De l’iconographie du « shtetl », bourgade juive de la Russie impériale de sa jeunesse, à ses compositions monumentales des années 1960, l’œuvre du peintre d’origine russe Marc Chagall fait l’objet d’une importante rétrospective aux Musées royaux des Beaux-Arts de Bruxelles jusqu’à la fin juin.

Marc Chagall, né en 1887 dans une famille de juifs hassidiques à Vitebsk, en Biélorussie, et mort en 1985 à Saint-Paul-de-Vence, dans le sud de la France, « est un artiste dont la vie traverse l’intégralité du XXe siècle et dont le parcours est révélateur de ce qu’a été ce siècle assez barbare », explique le directeur des musées des Beaux-Arts, Michel Draguet et commissaire de l’exposition, qui rencontre un beau succès depuis son ouverture le weekend dernier.

La rétrospective, présentée à Milon fin 2014 et proposée à Bruxelles jusqu’au 28 juin, présente 220 oeuvres réunies grâce à la collaboration d’une vingtaine de musées prestigieux, dont la Tate de Londres, le Thyssen-Bornemisza de Madrid, le MoMa de New-York ou le Centre Pompidou de Paris.

Elle « offre une succession thématique, qui est en même temps chronologique, qui va des premières avant-gardes du début du siècle jusqu’aux grandes compositions que Chagall réalise pour l’Opéra Garnier », dont le plafond, décoré par le peintre à la demande d’André Malraux, a été inauguré en 1964, ajoute Michel Draguet.

L’exposition aborde les thèmes les plus chers à Chagall, comme la vie au « shtetl », ce village réservé aux juifs en Europe de l’Est.
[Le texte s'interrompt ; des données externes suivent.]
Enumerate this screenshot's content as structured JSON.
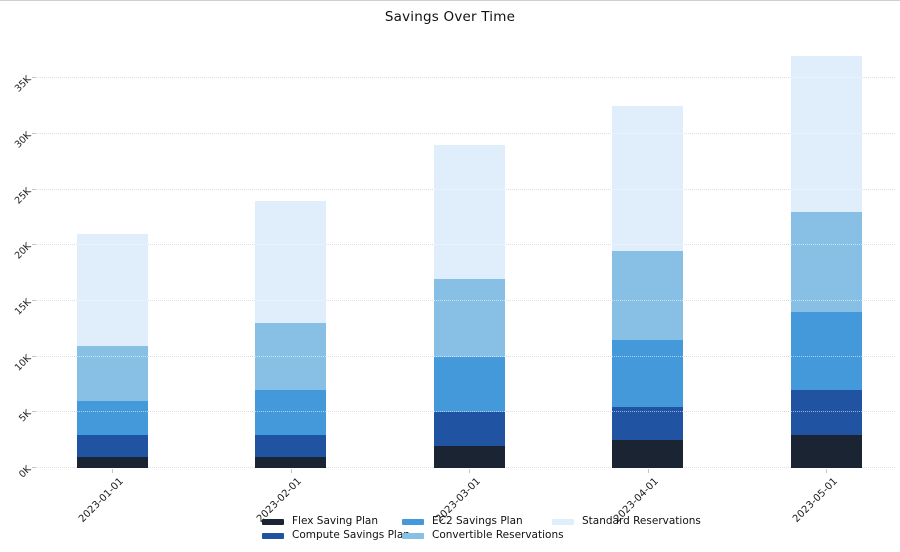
{
  "chart_data": {
    "type": "bar",
    "stacked": true,
    "title": "Savings Over Time",
    "xlabel": "",
    "ylabel": "",
    "categories": [
      "2023-01-01",
      "2023-02-01",
      "2023-03-01",
      "2023-04-01",
      "2023-05-01"
    ],
    "series": [
      {
        "name": "Flex Saving Plan",
        "color": "#1b2433",
        "values": [
          1000,
          1000,
          2000,
          2500,
          3000
        ]
      },
      {
        "name": "Compute Savings Plan",
        "color": "#2153a3",
        "values": [
          2000,
          2000,
          3000,
          3000,
          4000
        ]
      },
      {
        "name": "EC2 Savings Plan",
        "color": "#4399da",
        "values": [
          3000,
          4000,
          5000,
          6000,
          7000
        ]
      },
      {
        "name": "Convertible Reservations",
        "color": "#87c0e4",
        "values": [
          5000,
          6000,
          7000,
          8000,
          9000
        ]
      },
      {
        "name": "Standard Reservations",
        "color": "#dfeefa",
        "values": [
          10000,
          11000,
          12000,
          13000,
          14000
        ]
      }
    ],
    "totals": [
      21000,
      24000,
      29000,
      32500,
      37000
    ],
    "ylim": [
      0,
      38000
    ],
    "ytick_interval": 5000,
    "ytick_labels": [
      "0K",
      "5K",
      "10K",
      "15K",
      "20K",
      "25K",
      "30K",
      "35K"
    ],
    "grid": "horizontal-dotted",
    "legend_position": "bottom",
    "legend_columns": [
      [
        "Flex Saving Plan",
        "Compute Savings Plan"
      ],
      [
        "EC2 Savings Plan",
        "Convertible Reservations"
      ],
      [
        "Standard Reservations"
      ]
    ]
  }
}
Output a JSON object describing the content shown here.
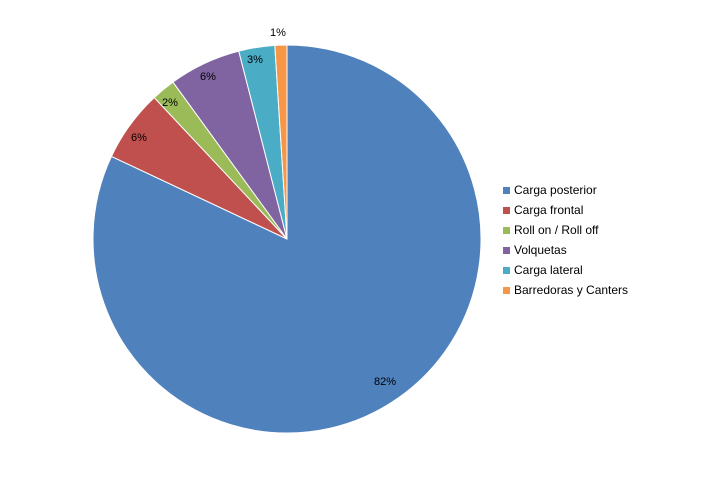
{
  "chart_data": {
    "type": "pie",
    "slices": [
      {
        "label": "Carga posterior",
        "value": 82,
        "display": "82%",
        "color": "#4F81BD"
      },
      {
        "label": "Carga frontal",
        "value": 6,
        "display": "6%",
        "color": "#C0504D"
      },
      {
        "label": "Roll on / Roll off",
        "value": 2,
        "display": "2%",
        "color": "#9BBB59"
      },
      {
        "label": "Volquetas",
        "value": 6,
        "display": "6%",
        "color": "#8064A2"
      },
      {
        "label": "Carga lateral",
        "value": 3,
        "display": "3%",
        "color": "#4BACC6"
      },
      {
        "label": "Barredoras y Canters",
        "value": 1,
        "display": "1%",
        "color": "#F79646"
      }
    ],
    "legend_position": "right"
  }
}
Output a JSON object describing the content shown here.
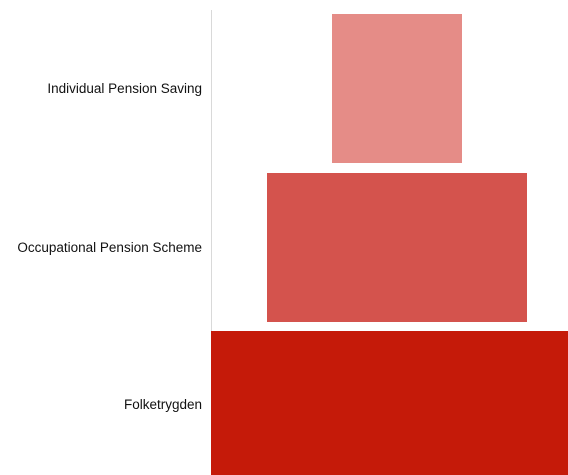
{
  "diagram": {
    "tiers": [
      {
        "label": "Individual Pension Saving",
        "color": "#e58c87"
      },
      {
        "label": "Occupational Pension Scheme",
        "color": "#d4534d"
      },
      {
        "label": "Folketrygden",
        "color": "#c51a09"
      }
    ]
  }
}
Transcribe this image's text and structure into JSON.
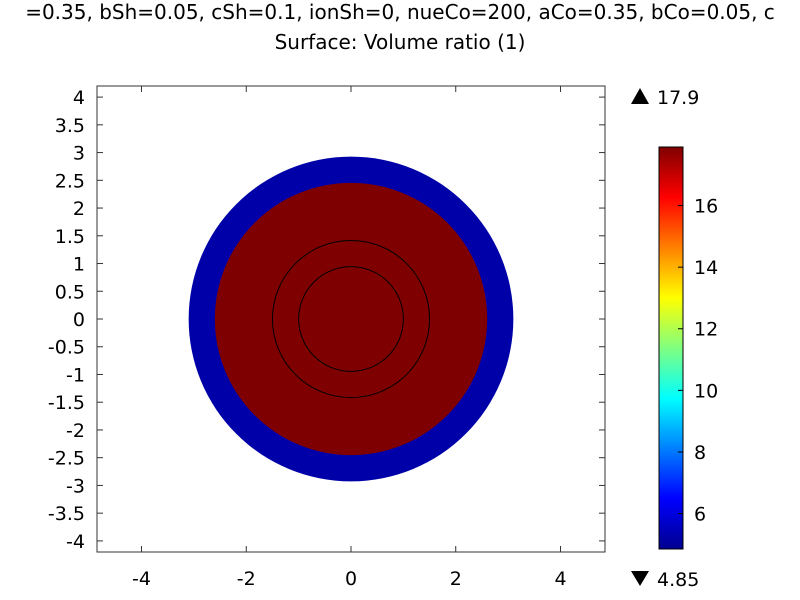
{
  "header": {
    "parameters_line": "=0.35, bSh=0.05, cSh=0.1, ionSh=0, nueCo=200, aCo=0.35, bCo=0.05, c",
    "surface_title": "Surface: Volume ratio (1)"
  },
  "chart_data": {
    "type": "heatmap",
    "title": "Surface: Volume ratio (1)",
    "xlim": [
      -4.85,
      4.85
    ],
    "ylim": [
      -4.2,
      4.2
    ],
    "x_ticks": [
      -4,
      -2,
      0,
      2,
      4
    ],
    "y_ticks": [
      4,
      3.5,
      3,
      2.5,
      2,
      1.5,
      1,
      0.5,
      0,
      -0.5,
      -1,
      -1.5,
      -2,
      -2.5,
      -3,
      -3.5,
      -4
    ],
    "regions": [
      {
        "shape": "disk",
        "center": [
          0,
          0
        ],
        "outer_radius": 3.1,
        "inner_radius": 2.6,
        "value": 4.85,
        "color": "#0000a8"
      },
      {
        "shape": "disk",
        "center": [
          0,
          0
        ],
        "outer_radius": 2.6,
        "inner_radius": 0,
        "value": 17.9,
        "color": "#7f0000"
      }
    ],
    "boundary_circles": [
      {
        "center": [
          0,
          0
        ],
        "radius": 1.5
      },
      {
        "center": [
          0,
          0
        ],
        "radius": 1.0
      }
    ],
    "colorbar": {
      "min": 4.85,
      "max": 17.9,
      "max_label": "17.9",
      "min_label": "4.85",
      "ticks": [
        6,
        8,
        10,
        12,
        14,
        16
      ],
      "colormap": [
        "#00008f",
        "#0000ff",
        "#0080ff",
        "#00ffff",
        "#80ff80",
        "#ffff00",
        "#ff8000",
        "#ff0000",
        "#800000"
      ]
    },
    "grid": false
  }
}
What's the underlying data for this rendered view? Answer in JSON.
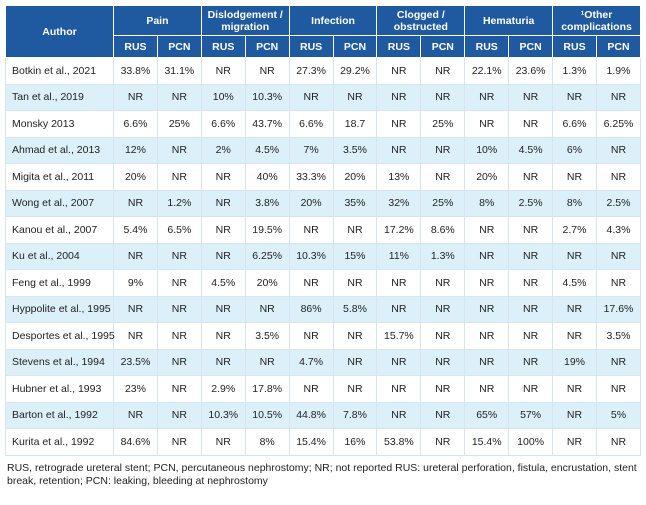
{
  "header": {
    "author": "Author",
    "groups": [
      "Pain",
      "Dislodgement / migration",
      "Infection",
      "Clogged / obstructed",
      "Hematuria",
      "¹Other complications"
    ],
    "subheaders": [
      "RUS",
      "PCN",
      "RUS",
      "PCN",
      "RUS",
      "PCN",
      "RUS",
      "PCN",
      "RUS",
      "PCN",
      "RUS",
      "PCN"
    ]
  },
  "table": {
    "rows": [
      [
        "Botkin et al., 2021",
        "33.8%",
        "31.1%",
        "NR",
        "NR",
        "27.3%",
        "29.2%",
        "NR",
        "NR",
        "22.1%",
        "23.6%",
        "1.3%",
        "1.9%"
      ],
      [
        "Tan et al., 2019",
        "NR",
        "NR",
        "10%",
        "10.3%",
        "NR",
        "NR",
        "NR",
        "NR",
        "NR",
        "NR",
        "NR",
        "NR"
      ],
      [
        "Monsky 2013",
        "6.6%",
        "25%",
        "6.6%",
        "43.7%",
        "6.6%",
        "18.7",
        "NR",
        "25%",
        "NR",
        "NR",
        "6.6%",
        "6.25%"
      ],
      [
        "Ahmad et al., 2013",
        "12%",
        "NR",
        "2%",
        "4.5%",
        "7%",
        "3.5%",
        "NR",
        "NR",
        "10%",
        "4.5%",
        "6%",
        "NR"
      ],
      [
        "Migita et al., 2011",
        "20%",
        "NR",
        "NR",
        "40%",
        "33.3%",
        "20%",
        "13%",
        "NR",
        "20%",
        "NR",
        "NR",
        "NR"
      ],
      [
        "Wong et al., 2007",
        "NR",
        "1.2%",
        "NR",
        "3.8%",
        "20%",
        "35%",
        "32%",
        "25%",
        "8%",
        "2.5%",
        "8%",
        "2.5%"
      ],
      [
        "Kanou et al., 2007",
        "5.4%",
        "6.5%",
        "NR",
        "19.5%",
        "NR",
        "NR",
        "17.2%",
        "8.6%",
        "NR",
        "NR",
        "2.7%",
        "4.3%"
      ],
      [
        "Ku et al., 2004",
        "NR",
        "NR",
        "NR",
        "6.25%",
        "10.3%",
        "15%",
        "11%",
        "1.3%",
        "NR",
        "NR",
        "NR",
        "NR"
      ],
      [
        "Feng et al., 1999",
        "9%",
        "NR",
        "4.5%",
        "20%",
        "NR",
        "NR",
        "NR",
        "NR",
        "NR",
        "NR",
        "4.5%",
        "NR"
      ],
      [
        "Hyppolite et al., 1995",
        "NR",
        "NR",
        "NR",
        "NR",
        "86%",
        "5.8%",
        "NR",
        "NR",
        "NR",
        "NR",
        "NR",
        "17.6%"
      ],
      [
        "Desportes et al., 1995",
        "NR",
        "NR",
        "NR",
        "3.5%",
        "NR",
        "NR",
        "15.7%",
        "NR",
        "NR",
        "NR",
        "NR",
        "3.5%"
      ],
      [
        "Stevens et al., 1994",
        "23.5%",
        "NR",
        "NR",
        "NR",
        "4.7%",
        "NR",
        "NR",
        "NR",
        "NR",
        "NR",
        "19%",
        "NR"
      ],
      [
        "Hubner et al., 1993",
        "23%",
        "NR",
        "2.9%",
        "17.8%",
        "NR",
        "NR",
        "NR",
        "NR",
        "NR",
        "NR",
        "NR",
        "NR"
      ],
      [
        "Barton et al., 1992",
        "NR",
        "NR",
        "10.3%",
        "10.5%",
        "44.8%",
        "7.8%",
        "NR",
        "NR",
        "65%",
        "57%",
        "NR",
        "5%"
      ],
      [
        "Kurita et al., 1992",
        "84.6%",
        "NR",
        "NR",
        "8%",
        "15.4%",
        "16%",
        "53.8%",
        "NR",
        "15.4%",
        "100%",
        "NR",
        "NR"
      ]
    ]
  },
  "footnote": "RUS, retrograde ureteral stent; PCN, percutaneous nephrostomy; NR; not reported RUS: ureteral perforation, fistula, encrustation, stent break, retention; PCN: leaking, bleeding at nephrostomy"
}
Il quitta le sien à peine âgé de 20 ans pour Saint-Pétersbourg puis Paris, dès 1911, mais il ne cessera d’interpréter ses figures –ses parents, le barbier, le rabbin– tout au long de sa vie, empruntant les codes du cubisme ou du surréalisme, flirtant aussi avec l’abstraction, mais sans jamais s’enfermer dans un mouvement ni abandonner l’art figuratif.

« C’est un artiste d’avant-garde, mais qui ne suit pas la ligne dominante de l’avant-garde », résume Michel Draguet.

Juif errant

« Moi et le village » (1912) ou « L’anniversaire » (1915), visibles à Bruxelles, sont deux chefs-d’œuvre qui illustrent parfaitement cet art chatoyant et presque ludique qui a fait de Chagall l’un des peintres les plus appréciés du public.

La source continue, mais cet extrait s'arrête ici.